Wednesday, October 1, 2008

On the Boat: AK2008 Day 3

1 There we were, finally on the boat. I thought the boat was rather small, expecting something larger with side decks you could walk around on, maybe something like this. Instead, there was the inside and the outside - cabin and back deck.
2 So, what do you do on the boat once you get there? Well, for one thing, you hightail it away from shore, generally keeping the sea-cliff at Deep Creek in your sights behind you for a very long time, as it gets smaller and smaller, and harder and harder to see.
3 You can sit inside the cabin, pondering this sign posted on the oh-so-tiny bathroom (which has just enough room to stand in while the boat goes back and forth, up and down).4 And while inside, you can watch the spray from the rolling waves splash against the cabin windows.
5 And you can peak out the cabin door, standing up while watching the waves, the wake, and the spray.
6 If you are quite brave, you can actually stand on the deck, but not too far back, never away from the cabin door, and always holding onto something.
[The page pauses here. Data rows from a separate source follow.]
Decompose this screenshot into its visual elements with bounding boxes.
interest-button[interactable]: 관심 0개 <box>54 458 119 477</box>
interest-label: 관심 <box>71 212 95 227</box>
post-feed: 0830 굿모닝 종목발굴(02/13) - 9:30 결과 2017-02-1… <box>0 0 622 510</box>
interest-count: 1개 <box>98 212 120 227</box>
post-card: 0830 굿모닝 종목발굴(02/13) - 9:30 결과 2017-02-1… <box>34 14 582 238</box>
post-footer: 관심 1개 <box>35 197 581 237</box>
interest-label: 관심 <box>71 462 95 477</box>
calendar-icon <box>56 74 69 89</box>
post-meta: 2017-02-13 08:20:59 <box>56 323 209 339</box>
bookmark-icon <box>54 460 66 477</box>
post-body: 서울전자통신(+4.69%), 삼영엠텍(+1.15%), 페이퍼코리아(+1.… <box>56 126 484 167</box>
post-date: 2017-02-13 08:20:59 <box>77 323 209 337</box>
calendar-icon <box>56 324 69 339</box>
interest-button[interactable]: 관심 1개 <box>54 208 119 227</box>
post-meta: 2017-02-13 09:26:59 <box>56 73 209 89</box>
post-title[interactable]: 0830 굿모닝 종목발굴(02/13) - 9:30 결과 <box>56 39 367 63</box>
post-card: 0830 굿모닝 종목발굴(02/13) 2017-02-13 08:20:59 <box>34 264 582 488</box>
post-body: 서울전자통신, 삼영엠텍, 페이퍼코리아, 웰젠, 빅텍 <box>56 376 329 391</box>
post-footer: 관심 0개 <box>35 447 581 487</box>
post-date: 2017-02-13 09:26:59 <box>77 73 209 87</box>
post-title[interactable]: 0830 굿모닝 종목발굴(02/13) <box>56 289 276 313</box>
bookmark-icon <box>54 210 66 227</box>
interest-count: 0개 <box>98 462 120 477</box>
I found that location to be disconcerting and mostly just wedged myself inside the door, while MOH ventured out onto the deck. The parental types, more familiar with this boat-ocean thing, sat inside the cabin the whole time.
7We were in the water at 9:10 AKDT, and about a half hour later, we could no longer see the details of the coastline behind us, as we still hightailed it farther and farther out.
8 Birds, mostly gulls, came to follow the wake in anticipation of all the fish we were going to catch.
9 I'd tell you the names of the mountains, but I never figured out exactly where we were. Some of the mountains in these photos, the ones to the west of us, might be the Kenai Mountains down near Homer. I don't think we got as far south as Kodiak Island (in less than 1.5 hours!), and we never saw Augustine Volcano, which was probably to the south or southwest.
10 Flotsam and jetsam, which the gulls were immensely interested in, appeared now and then, and the lighting beneath the clouds and on the water was beautiful. The sea was rolling with large waves. My parents weren't impressed, but the captain said it was pretty bad. Maybe he said that to try to make us feel better. I tried to get pictures showing the height of the waves, but you can't really see it, nothing out there for scale, I guess. Perhaps if I hadn't rotated most of these photos so the horizon was horizontal; when I took them, I couldn't hold the camera steady relative to the horizon, only relative to the boat, so the horizon was moderately to highly tilted in most original photos.
11 Finally, at about 10:20 AKDT, more than one hour out, we started making the turn to set the anchor, so we could begin our fishing.
12

2 comments:

Christie Rowe said...

Out of Ninilchik, the Kenai Mts would be to the east of you. You were looking at the Alaska Peninsula to the west. Most of them don't really have names! They're triassic accretionary complex +/- accreted terrains, locally host to the modern aleutian arc.

Silver Fox said...

Christie, thanks for the info, and knowledge that we were seeing the Alaska Peninsula to the west. I usually coudn't see much in that direction, which surprised me.

It was kind of strange leaving a known locality, heading in apparently one direction the entire time, and not seeing anything recognizable. My dad and I were both trying to keep track of the topography, to no avail; he is also a geologist, and he lives there and is familiar with landmarks - and like you said, there just weren't any!

Alaska is almost entirely a bunch of accreted terranes, isn't it - just like California, except many more, and ongoing.